The bullpen is quite strong in this scenario as a result of really strong depth. Thomas Hatch is the strongest performer, but the characteristic is a deep group of solid and reliable arms bolstered by depth (as Anthony Castro was going in reality before he got hurt).
This doesn’t represent an absolute best case scenario, since really none of the expected star players have career years, but collectively it’s a lot of 80th percentile scenarios.
3. 96 wins
This is a 96 win team on paper (so slightly worse performing than the one above) that wins exactly 96 games. Offensively, the regulars stay healthy, and the stars perform with Vlad, Bichette and Springer posting ~5 WAR seasons. The other regulars are all solid (with Teoscar largely regressing and being the worst), but it’s top heavy as Rowdy and Tellez and Alejandro Kirk are replacement level. As a result, the collective total is “only” 27 WAR.
The relative strength here is the pitching. All the starters are solid with the exception of Stripling, throwing 140-160 innings with ERAs varying between 3.50 and 4.50 (even Tanner Roark rebounds to be the decent inning eater he was signed to be). Stripling’s hole is filled by Nate Pearson stepping up with 130 solid innings of his own, so the starter total a pleasantly surprising 12 WAR.
The bullpen is again very strong, with Julian Merryweather the best performer and healtyh enough to throw 40 innings.

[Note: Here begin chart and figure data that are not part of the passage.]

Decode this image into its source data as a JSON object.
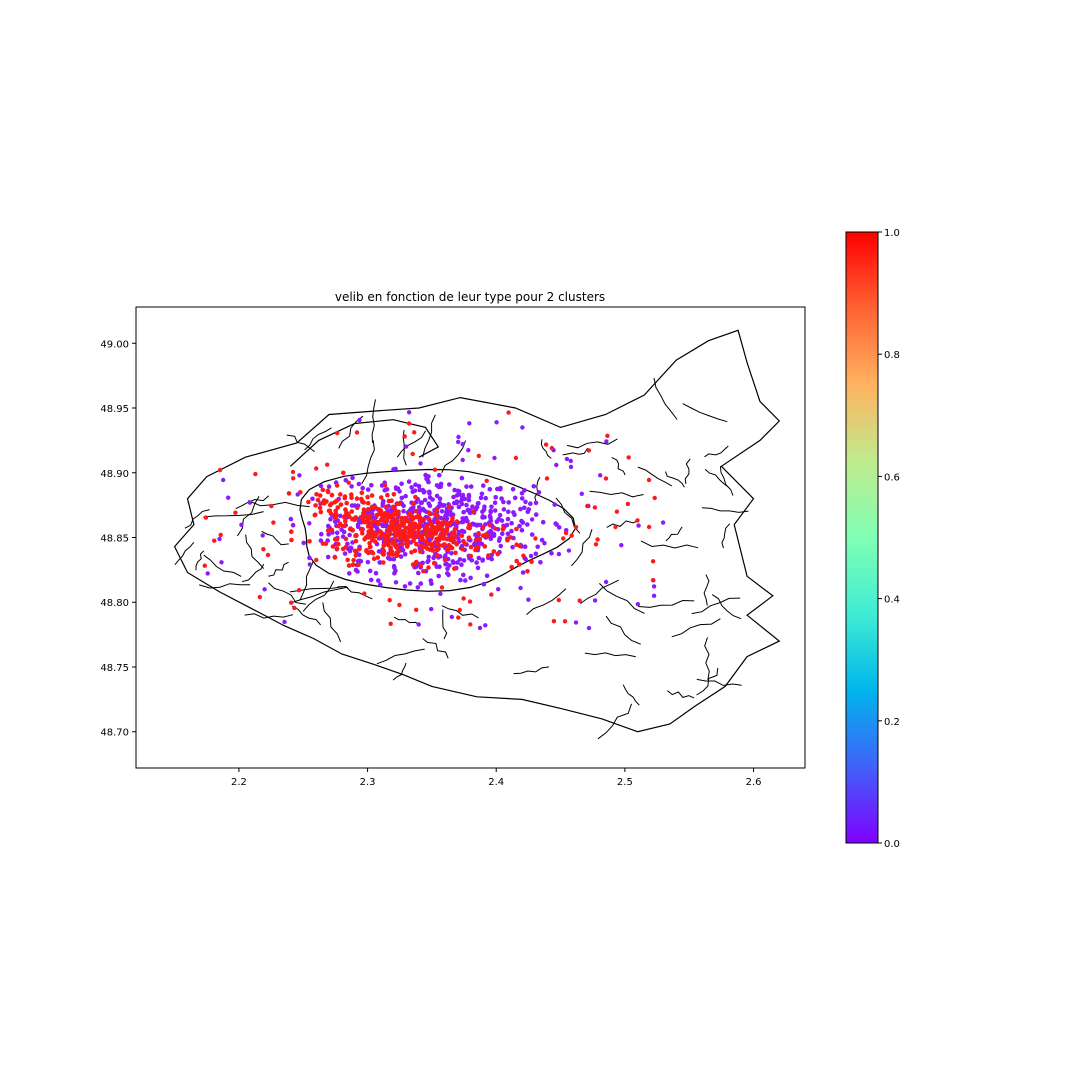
{
  "chart_data": {
    "type": "scatter",
    "title": "velib en fonction de leur type pour 2 clusters",
    "xlim": [
      2.12,
      2.64
    ],
    "ylim": [
      48.672,
      49.028
    ],
    "xticks": [
      2.2,
      2.3,
      2.4,
      2.5,
      2.6
    ],
    "xtick_labels": [
      "2.2",
      "2.3",
      "2.4",
      "2.5",
      "2.6"
    ],
    "yticks": [
      48.7,
      48.75,
      48.8,
      48.85,
      48.9,
      48.95,
      49.0
    ],
    "ytick_labels": [
      "48.70",
      "48.75",
      "48.80",
      "48.85",
      "48.90",
      "48.95",
      "49.00"
    ],
    "colormap": "rainbow",
    "colorbar": {
      "range": [
        0.0,
        1.0
      ],
      "ticks": [
        0.0,
        0.2,
        0.4,
        0.6,
        0.8,
        1.0
      ],
      "tick_labels": [
        "0.0",
        "0.2",
        "0.4",
        "0.6",
        "0.8",
        "1.0"
      ],
      "colors": [
        "#8000ff",
        "#4062fa",
        "#00b5eb",
        "#40ecd4",
        "#80ffb4",
        "#c0eb8d",
        "#ffb360",
        "#ff6232",
        "#ff0000"
      ]
    },
    "clusters": [
      {
        "label": 0,
        "color": "#8b1aff"
      },
      {
        "label": 1,
        "color": "#ff1a1a"
      }
    ],
    "grid": false,
    "legend": "none",
    "basemap": "communes"
  }
}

Again though, it’s depth that carries the day.
4. 96 wins
This last 96 win team is interesting for how it ends up getting there. It’s driven by the two big free agent signings, with Semien and Springer both posting 5 WAR seasons, There’s also good seasons from Vlad, Biggio, Danny Jansen and Randal Grichuk, though the rest largely disappoint and Teoscar regresses back to replacement level.
The starting pitching is as good as it possibly could be (12 WAR and a 3.99 for the core six) considering Ryu is lost for a god chunk and they only get 80 innings from him. This is basically a scenario where Alek Manaoh steps up, because depth starters provide 130 innings that are quite solid. Interestingly, most of the frontline bullpen arms flop (4.68 ERA combined), but they’re bolstered by the depth behind them performing (4.00 ERA over 250 innings). So I guess Ty Tice & co. really do work in this scenario.
Other points of interest:
- While the starting is never going to be a strength, in almost no scenarios where the team is very good doesn’t it truly flop. Of the 17 simulated teams to win 90 or more games, in only two of them does the rotation completely fall apart (~5 WAR) with a couple more where it’s just marginal better (6-7 WAR).
- Ironically, the simulated team with the best starting pitching (13.5 WAR, every stays healthy and combines for a 4.18 ERA over 850 innings...basically 2016 redux) doesn’t even up very good with just 84 wins. The bullpen is also very good, but the position players are very disappointing (19 WAR, or roughly the 10th percentile) and they underperform by three wins as well. This would be a very weird season indeed.
- There are three lucky teams that outperform their production by ~7 wins. In addition to the 98 win above, a couple of 83-84 wins teams fluke their way to the 90-91 level and presumably playoff berths. Conversely, there’s one very strong team (44.5 WAR) that bleeds six wins due to a terrible bullpen undermining very good starting pitching and finishes at 85 wins, likely costing it a playoff berth.